PostPosted: Sat Mar 22, 2008 5:46 am
I've been working on improving my art of late and my current hump is colour. I tend towards mid saturation with odd mixes of hue. I've been reading up alot of colour theory and one thing that seems to stand out to me is that most art schools teach traditional sliding scale shading. In that, if you wnat a shadow add black. Want a light add white. I've not found almost anything on hue shifting unless it's a rant from Helm, Adarias complaining about his art professor, or a vague referance to it potentially improoving interest, coheasion and the totality of an image.

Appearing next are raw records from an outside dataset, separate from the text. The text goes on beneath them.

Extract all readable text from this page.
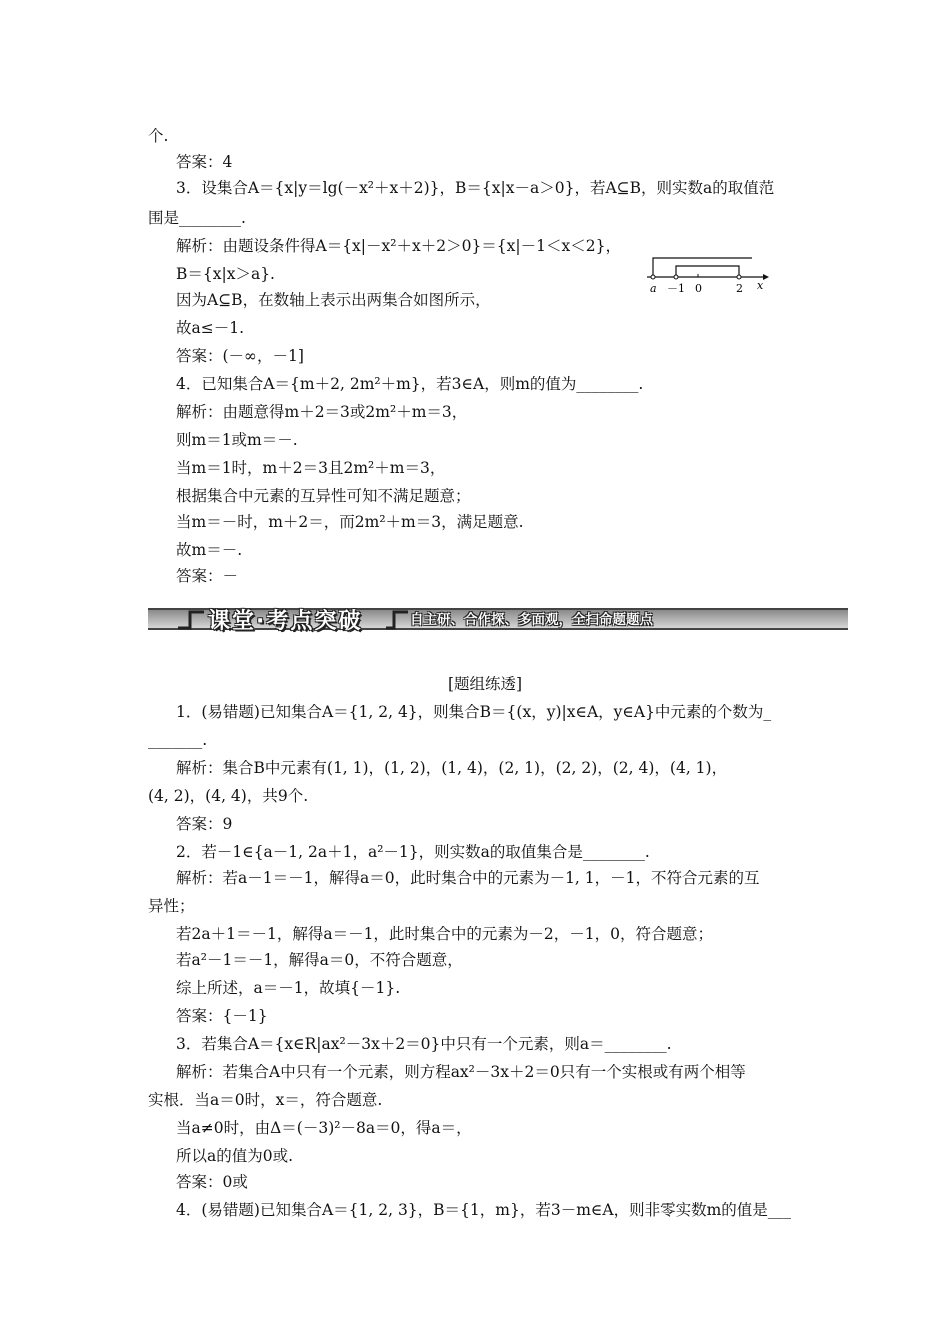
个.
答案：4
3．设集合A＝{x|y＝lg(－x²＋x＋2)}，B＝{x|x－a＞0}，若A⊆B，则实数a的取值范
围是________.
解析：由题设条件得A＝{x|－x²＋x＋2＞0}＝{x|－1＜x＜2}，
B＝{x|x＞a}.
因为A⊆B，在数轴上表示出两集合如图所示，
故a≤－1.
答案：(－∞，－1]
4．已知集合A＝{m＋2, 2m²＋m}，若3∈A，则m的值为________.
解析：由题意得m＋2＝3或2m²＋m＝3，
则m＝1或m＝－.
当m＝1时，m＋2＝3且2m²＋m＝3，
根据集合中元素的互异性可知不满足题意；
当m＝－时，m＋2＝，而2m²＋m＝3，满足题意.
故m＝－.
答案：－
a －1 0	2 x
课堂·考点突破	自主研、合作探、多面观，全扫命题题点
[题组练透]
1．(易错题)已知集合A＝{1, 2, 4}，则集合B＝{(x，y)|x∈A，y∈A}中元素的个数为_
_______.
解析：集合B中元素有(1, 1)，(1, 2)，(1, 4)，(2, 1)，(2, 2)，(2, 4)，(4, 1)，
(4, 2)，(4, 4)，共9个.
答案：9
2．若－1∈{a－1, 2a＋1，a²－1}，则实数a的取值集合是________.
解析：若a－1＝－1，解得a＝0，此时集合中的元素为－1, 1，－1，不符合元素的互
异性；
若2a＋1＝－1，解得a＝－1，此时集合中的元素为－2，－1，0，符合题意；
若a²－1＝－1，解得a＝0，不符合题意，
综上所述，a＝－1，故填{－1}.
答案：{－1}
3．若集合A＝{x∈R|ax²－3x＋2＝0}中只有一个元素，则a＝________.
解析：若集合A中只有一个元素，则方程ax²－3x＋2＝0只有一个实根或有两个相等
实根．当a＝0时，x＝，符合题意.
当a≠0时，由Δ＝(－3)²－8a＝0，得a＝，
所以a的值为0或.
答案：0或
4．(易错题)已知集合A＝{1, 2, 3}，B＝{1，m}，若3－m∈A，则非零实数m的值是___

I understand the basic principle of dark colours tend towards cool colours whilst light tends towards warm. It's all based on their greyscale index values and such. But what i need to know is how to know how deep to go in either direction. Atleast as a newbie, i know it can be taken to extremes beautifully (pretty much anything by Helm)! Or exicuted with masterful subtlty. But whenever i try to construct my ramp i end up with clashing colours, it not looking right, or looking "artifical" and not in a good way. neutral

So i ask humbly for an explanation on pallet picking in relation to hue shifting, how to do it with coheasion and how each of you pulls it off.
 
PostPosted: Sun Mar 23, 2008 5:10 am
Well, there are three really great tutorials that we have here that really do a good job of looking at the separate ways that color/light work together and how to understand and use them together.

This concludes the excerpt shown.